Clifford Gatt Baldacchino

Personal information
- Date of birth: 9 February 1988 (age 37)
- Position(s): Central Defender/Right Back

Team information
- Current team: Gżira United
- Number: 13

Senior career*
- Years: Team / Apps / (Gls)
- 2006–: Sliema Wanderers / 120 / (1)
- 2007–2008: → Mqabba (loan) / 23 / (1)
- 2008–2009: → Tarxien Rainbows (loan) / 10 / (0)
- 2009–2016: Sliema Wanderers / 117 / (2)
- 2016–: Gżira United

International career^{‡}
- 2013–: Malta / 4 / (0)

= Clifford Gatt Baldacchino =

Maltese footballer

Clifford Gatt Baldacchino (born 9 February 1988) known as ‘Il-Balda’ is a Maltese international footballer who plays for Gżira United, as a centre back and also as a right back

==Career==
Gatt Baldacchino has played club football for Sliema Wanderers, Mqabba and Tarxien Rainbows.

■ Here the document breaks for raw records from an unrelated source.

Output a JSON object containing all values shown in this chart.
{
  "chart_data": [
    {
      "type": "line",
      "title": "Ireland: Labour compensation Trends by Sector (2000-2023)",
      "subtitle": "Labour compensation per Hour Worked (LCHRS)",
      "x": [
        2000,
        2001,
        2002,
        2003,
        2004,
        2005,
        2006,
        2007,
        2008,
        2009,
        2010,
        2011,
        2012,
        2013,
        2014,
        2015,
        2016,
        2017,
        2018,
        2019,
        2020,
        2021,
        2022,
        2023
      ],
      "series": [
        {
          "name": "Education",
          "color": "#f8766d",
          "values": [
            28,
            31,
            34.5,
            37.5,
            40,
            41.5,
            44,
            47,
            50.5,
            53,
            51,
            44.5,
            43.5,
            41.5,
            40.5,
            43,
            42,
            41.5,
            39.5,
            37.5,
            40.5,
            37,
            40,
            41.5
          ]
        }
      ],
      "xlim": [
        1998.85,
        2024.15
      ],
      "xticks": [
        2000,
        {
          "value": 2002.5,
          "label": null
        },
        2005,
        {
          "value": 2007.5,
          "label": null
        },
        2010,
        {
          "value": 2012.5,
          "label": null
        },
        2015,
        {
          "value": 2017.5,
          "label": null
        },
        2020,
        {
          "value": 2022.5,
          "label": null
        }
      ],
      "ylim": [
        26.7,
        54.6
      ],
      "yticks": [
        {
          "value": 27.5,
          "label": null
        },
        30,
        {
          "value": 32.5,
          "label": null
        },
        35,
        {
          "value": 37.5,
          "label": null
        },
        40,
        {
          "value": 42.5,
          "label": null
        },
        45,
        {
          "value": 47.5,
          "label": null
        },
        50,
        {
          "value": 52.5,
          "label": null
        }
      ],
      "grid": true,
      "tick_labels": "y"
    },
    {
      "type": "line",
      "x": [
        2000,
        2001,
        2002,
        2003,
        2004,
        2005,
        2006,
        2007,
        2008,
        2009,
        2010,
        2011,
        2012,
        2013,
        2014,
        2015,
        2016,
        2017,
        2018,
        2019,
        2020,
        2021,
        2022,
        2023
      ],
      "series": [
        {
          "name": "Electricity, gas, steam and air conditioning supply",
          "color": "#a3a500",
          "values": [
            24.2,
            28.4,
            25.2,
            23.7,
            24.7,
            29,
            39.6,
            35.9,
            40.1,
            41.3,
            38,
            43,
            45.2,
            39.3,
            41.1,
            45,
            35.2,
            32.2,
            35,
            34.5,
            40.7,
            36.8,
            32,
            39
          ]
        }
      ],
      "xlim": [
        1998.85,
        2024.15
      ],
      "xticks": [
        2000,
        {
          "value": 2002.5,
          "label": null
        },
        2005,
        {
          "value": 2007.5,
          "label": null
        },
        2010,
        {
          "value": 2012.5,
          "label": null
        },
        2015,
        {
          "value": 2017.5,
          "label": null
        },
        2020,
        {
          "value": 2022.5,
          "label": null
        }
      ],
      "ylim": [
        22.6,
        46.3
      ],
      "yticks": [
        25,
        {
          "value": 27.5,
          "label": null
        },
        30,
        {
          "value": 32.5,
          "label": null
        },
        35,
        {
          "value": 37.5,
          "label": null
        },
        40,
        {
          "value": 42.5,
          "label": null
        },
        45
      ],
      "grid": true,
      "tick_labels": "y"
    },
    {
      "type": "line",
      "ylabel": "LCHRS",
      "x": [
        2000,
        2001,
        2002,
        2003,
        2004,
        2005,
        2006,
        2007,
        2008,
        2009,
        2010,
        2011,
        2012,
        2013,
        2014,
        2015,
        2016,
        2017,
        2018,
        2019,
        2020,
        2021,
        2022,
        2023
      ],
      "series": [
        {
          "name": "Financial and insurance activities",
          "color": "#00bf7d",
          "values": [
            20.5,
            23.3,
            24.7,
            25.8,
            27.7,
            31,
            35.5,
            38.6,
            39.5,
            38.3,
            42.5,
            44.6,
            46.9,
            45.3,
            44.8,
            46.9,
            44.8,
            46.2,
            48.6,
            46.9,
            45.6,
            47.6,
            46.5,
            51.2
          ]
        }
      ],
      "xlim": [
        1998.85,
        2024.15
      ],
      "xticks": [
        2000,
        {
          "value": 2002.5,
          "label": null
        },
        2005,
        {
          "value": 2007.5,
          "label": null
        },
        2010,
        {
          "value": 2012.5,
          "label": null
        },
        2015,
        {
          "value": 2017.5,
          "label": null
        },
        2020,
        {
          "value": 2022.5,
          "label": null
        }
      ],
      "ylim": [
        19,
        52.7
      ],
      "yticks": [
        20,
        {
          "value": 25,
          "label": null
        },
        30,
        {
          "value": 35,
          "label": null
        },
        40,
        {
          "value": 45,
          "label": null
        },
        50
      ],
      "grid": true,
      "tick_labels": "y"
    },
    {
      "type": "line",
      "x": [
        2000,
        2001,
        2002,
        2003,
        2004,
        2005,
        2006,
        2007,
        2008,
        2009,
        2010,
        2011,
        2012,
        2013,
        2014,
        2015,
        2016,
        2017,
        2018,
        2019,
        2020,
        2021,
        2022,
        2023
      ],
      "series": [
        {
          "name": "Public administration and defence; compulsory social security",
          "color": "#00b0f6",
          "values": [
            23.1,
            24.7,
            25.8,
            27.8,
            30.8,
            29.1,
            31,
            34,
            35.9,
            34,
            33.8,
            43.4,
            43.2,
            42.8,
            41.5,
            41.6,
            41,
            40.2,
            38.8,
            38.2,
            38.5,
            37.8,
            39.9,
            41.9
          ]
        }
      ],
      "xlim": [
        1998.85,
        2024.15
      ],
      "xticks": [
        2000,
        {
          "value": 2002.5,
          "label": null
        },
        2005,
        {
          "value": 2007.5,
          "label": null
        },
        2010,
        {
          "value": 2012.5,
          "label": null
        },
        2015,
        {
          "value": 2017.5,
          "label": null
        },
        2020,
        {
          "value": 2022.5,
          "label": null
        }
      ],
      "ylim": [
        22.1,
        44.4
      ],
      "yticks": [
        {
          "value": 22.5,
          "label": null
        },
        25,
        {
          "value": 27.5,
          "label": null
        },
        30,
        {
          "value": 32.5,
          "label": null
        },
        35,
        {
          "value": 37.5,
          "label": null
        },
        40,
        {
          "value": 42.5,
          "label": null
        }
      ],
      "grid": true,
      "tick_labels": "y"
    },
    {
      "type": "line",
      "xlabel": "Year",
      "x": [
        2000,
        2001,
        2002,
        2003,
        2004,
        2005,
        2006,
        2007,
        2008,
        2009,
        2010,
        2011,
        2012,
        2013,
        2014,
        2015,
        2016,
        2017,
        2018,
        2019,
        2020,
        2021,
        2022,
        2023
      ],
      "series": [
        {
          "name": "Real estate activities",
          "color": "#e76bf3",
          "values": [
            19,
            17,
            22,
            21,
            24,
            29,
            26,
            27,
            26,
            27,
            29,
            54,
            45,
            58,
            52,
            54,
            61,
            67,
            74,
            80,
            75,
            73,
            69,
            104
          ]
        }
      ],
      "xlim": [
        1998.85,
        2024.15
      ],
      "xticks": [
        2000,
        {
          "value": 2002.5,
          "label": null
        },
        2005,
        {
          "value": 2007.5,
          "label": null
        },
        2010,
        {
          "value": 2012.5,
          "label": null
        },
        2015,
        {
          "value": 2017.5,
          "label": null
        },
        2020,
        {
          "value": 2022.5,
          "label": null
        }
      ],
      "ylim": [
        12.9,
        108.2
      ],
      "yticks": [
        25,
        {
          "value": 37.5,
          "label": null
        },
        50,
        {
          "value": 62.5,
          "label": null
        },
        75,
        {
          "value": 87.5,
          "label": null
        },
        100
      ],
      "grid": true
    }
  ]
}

He has won the Euro Challenge Cup, the Super Cup and also the FA Trophy all with Sliema. He has played seven times in the Europa league all for Sliema.

He played for his country at under-19 (three official matches) and under-21 (nine official matches) levels. He made his senior international debut for Malta in 2013.